The strength and uniqueness of Paul Tremblay’s fiction is that he successfully pulls off this writing recommendation. Not one story in In The Mean Time is condescending and most of the time, I had to carefully reread Tremblay’s prose to fully understand the implications. Over the course of reading the collection, I tweeted that the book was “subtle and spooky and fantastic” and that easily sums up the kind of stories that can be found here. That’s no easy task, especially considering the range of stories present here, whether it’s flash fiction or something as experimental as “The Blog at the End of the World”.
In a certain way, it’s understandable why Tremblay’s prose is the exception rather than the norm. It’s fiction that you can’t easily breeze through but requires you to pause, read between the lines, and assess what’s truly going on. If you have the attention span of a goldfish (admittedly I’m one of them), you’ll miss out on a lot of crucial details. The major difference between Hollywood horror (and some mainstream horror for that matter) and this collection is that the former spells it out for you, and manifests itself in tropes like monsters, murderers, and overt mysteries. With Tremblay, there’s no dramatic music to clue you in that this is the part where you’re supposed to scream. In fact, most of the text is a gradual revelation and it’s only in retrospect that you come to realize hey, this is genuinely creepy stuff. Let me quote the last lines of the opening story, “The Teacher”:
"No. I’m staying where I am. I’m the baseball pitch that stops before home. I’m an empty notebook. I’m half the distance to the wall. I’m the video with an ending that I won’t ever watch."Taken out of context, it makes no absolute sense (and why I can easily quote it in this review). There is no “big reveal”, no literal monster lurking in the background. If you missed out on what was wrong in the story, simply rereading the last paragraph won’t give you the answers. Within the framework of the story, however, this is a fitting ending. Why does the protagonist compare herself to the baseball pitch, the notebook, the wall, and the video? Tremblay never explicitly tells us but relies on showing us these facts. It’s up to the reader to piece everything and works with our zeitgeist.

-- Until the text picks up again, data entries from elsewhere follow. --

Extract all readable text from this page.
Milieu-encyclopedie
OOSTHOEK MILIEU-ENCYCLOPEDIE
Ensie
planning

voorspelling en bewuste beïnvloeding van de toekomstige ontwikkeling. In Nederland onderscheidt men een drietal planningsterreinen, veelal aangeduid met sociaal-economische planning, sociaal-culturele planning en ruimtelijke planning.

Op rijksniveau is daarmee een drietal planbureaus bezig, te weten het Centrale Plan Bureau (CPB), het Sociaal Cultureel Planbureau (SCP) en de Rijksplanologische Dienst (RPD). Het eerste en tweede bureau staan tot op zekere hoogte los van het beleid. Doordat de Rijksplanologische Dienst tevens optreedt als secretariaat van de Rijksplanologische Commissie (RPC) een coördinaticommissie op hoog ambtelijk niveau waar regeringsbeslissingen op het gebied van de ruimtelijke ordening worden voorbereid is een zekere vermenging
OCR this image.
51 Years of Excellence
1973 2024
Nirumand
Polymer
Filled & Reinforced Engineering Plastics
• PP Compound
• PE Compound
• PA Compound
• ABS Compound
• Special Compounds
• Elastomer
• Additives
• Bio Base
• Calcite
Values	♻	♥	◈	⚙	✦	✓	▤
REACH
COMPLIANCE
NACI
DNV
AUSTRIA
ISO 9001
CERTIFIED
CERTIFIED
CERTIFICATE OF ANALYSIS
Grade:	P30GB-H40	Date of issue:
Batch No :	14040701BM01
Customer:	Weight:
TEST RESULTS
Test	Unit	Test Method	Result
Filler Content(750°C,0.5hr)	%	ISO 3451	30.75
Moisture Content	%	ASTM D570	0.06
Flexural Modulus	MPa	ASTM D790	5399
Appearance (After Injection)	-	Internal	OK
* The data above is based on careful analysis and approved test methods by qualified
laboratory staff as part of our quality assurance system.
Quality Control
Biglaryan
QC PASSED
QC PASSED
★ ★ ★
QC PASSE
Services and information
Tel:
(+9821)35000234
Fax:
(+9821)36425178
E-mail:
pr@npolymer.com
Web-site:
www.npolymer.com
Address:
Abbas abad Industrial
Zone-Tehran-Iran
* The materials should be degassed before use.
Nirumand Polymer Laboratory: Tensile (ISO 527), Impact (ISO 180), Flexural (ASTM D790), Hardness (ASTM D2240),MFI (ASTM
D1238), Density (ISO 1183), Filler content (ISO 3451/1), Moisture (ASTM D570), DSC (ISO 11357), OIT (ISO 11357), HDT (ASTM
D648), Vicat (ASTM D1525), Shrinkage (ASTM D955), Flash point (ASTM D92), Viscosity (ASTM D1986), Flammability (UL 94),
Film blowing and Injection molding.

Most of the stories here are subtle and implicit, especially my favorites like “The Two-Headed Girl” and “There’s No Light Between Floors”. Perhaps my one complaint is that because a lot of Tremblay’s fiction comes out as strong and potent, when he does attempt something different and mundane, it’s underwhelming. Such is the case with “The Strange Case of Nicholas Thomas: An Excerpt from A History of the Longesian Library” which uses a familiar horror trope, although the characterization remains as detailed as his other stories.
Considering the quality of Tremblay’s short fiction, a collection like In The Mean Time is long overdue. There are a handful of authors which I consider are the “writer’s writer”: Jeffrey Ford, Jeff VanderMeer, Kij Johnson, Mary Robinette Kowal. Paul Tremblay easily belongs to that list, and this book proves it.
1 comment:
I've only just finished the first story in this collection, 'The Teacher,' and I think it's brilliant. You have beautifully articulated the reasons.